Necessity and Counterfactual

Phedon Nicolaides


Keywords: incentive effect, necessity of state aid, indispensable expenditure, discretionary expenditure

A fundamental criterion of the compatibility of State aid with the internal market is the presence of incentive effect. State aid must be able to change the behaviour of the recipient undertakings. The purpose of this article is threefold. First, it reviews recent case law and Commission decisions on the presence or absence of incentive effect.

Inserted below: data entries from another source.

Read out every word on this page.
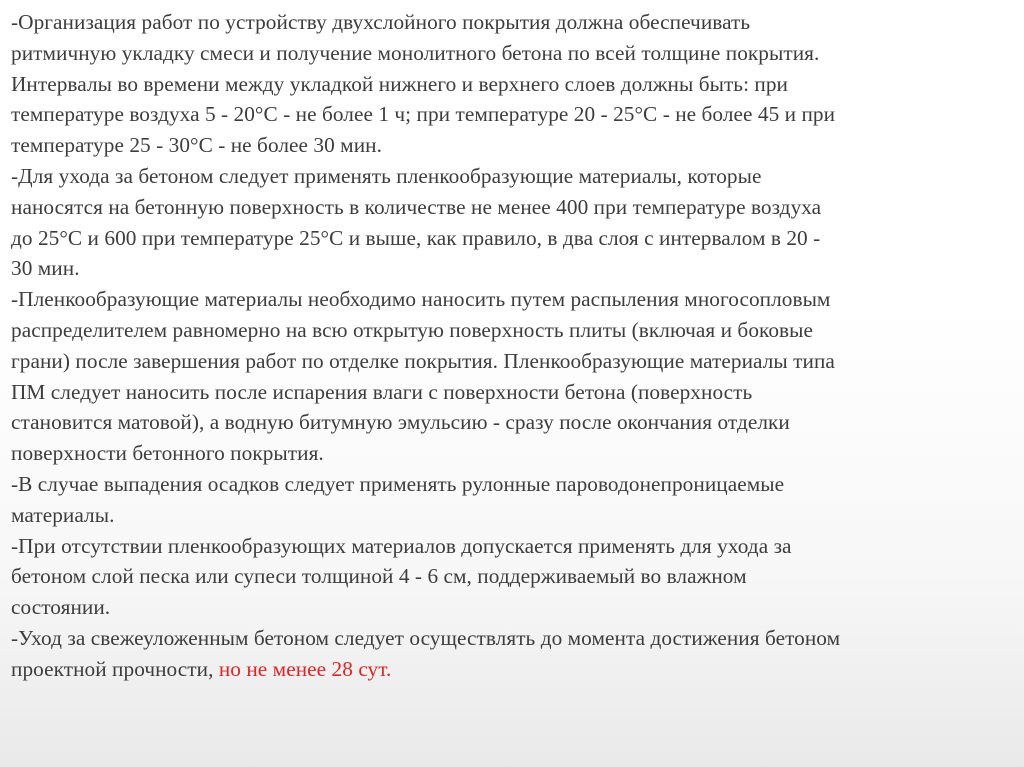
-Организация работ по устройству двухслойного покрытия должна обеспечивать
ритмичную укладку смеси и получение монолитного бетона по всей толщине покрытия.
Интервалы во времени между укладкой нижнего и верхнего слоев должны быть: при
температуре воздуха 5 - 20°С - не более 1 ч; при температуре 20 - 25°С - не более 45 и при
температуре 25 - 30°С - не более 30 мин.
-Для ухода за бетоном следует применять пленкообразующие материалы, которые
наносятся на бетонную поверхность в количестве не менее 400 при температуре воздуха
до 25°С и 600 при температуре 25°С и выше, как правило, в два слоя с интервалом в 20 -
30 мин.
-Пленкообразующие материалы необходимо наносить путем распыления многосопловым
распределителем равномерно на всю открытую поверхность плиты (включая и боковые
грани) после завершения работ по отделке покрытия. Пленкообразующие материалы типа
ПМ следует наносить после испарения влаги с поверхности бетона (поверхность
становится матовой), а водную битумную эмульсию - сразу после окончания отделки
поверхности бетонного покрытия.
-В случае выпадения осадков следует применять рулонные пароводонепроницаемые
материалы.
-При отсутствии пленкообразующих материалов допускается применять для ухода за
бетоном слой песка или супеси толщиной 4 - 6 см, поддерживаемый во влажном
состоянии.
-Уход за свежеуложенным бетоном следует осуществлять до момента достижения бетоном
проектной прочности, но не менее 28 сут.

Second, it argues that this simple, yet fundamental criterion of compatibility suffers from a serious weakness. Third, it proposes an alternative method for establishing the existence of an incentive effect. Even when the aid is granted before the start of work, it does not necessarily follow that it induces the recipient to do something extra. A savvy company that knows how State aid rules work can adjust its investment plans in such a way as to qualify for aid, even when it does not really need it. Therefore, the new approach proposed in this article goes beyond the current test of the existence of incentive effect, asking not just whether a specific investment or project would not be carried out without the aid, but also whether the project is ‘discretionary’, in the sense that it is not indispensable for the continued operation of the recipient company.
Keywords: incentive effect; necessity of State aid; indispensable expenditure; discretionary expenditure

Phedon Nicolaides, Professor, University of Maastricht and University of Nicosia.I am grateful to Nicole Robins, Guido Bellenghi and an anonymous referee for comments on a previous draft.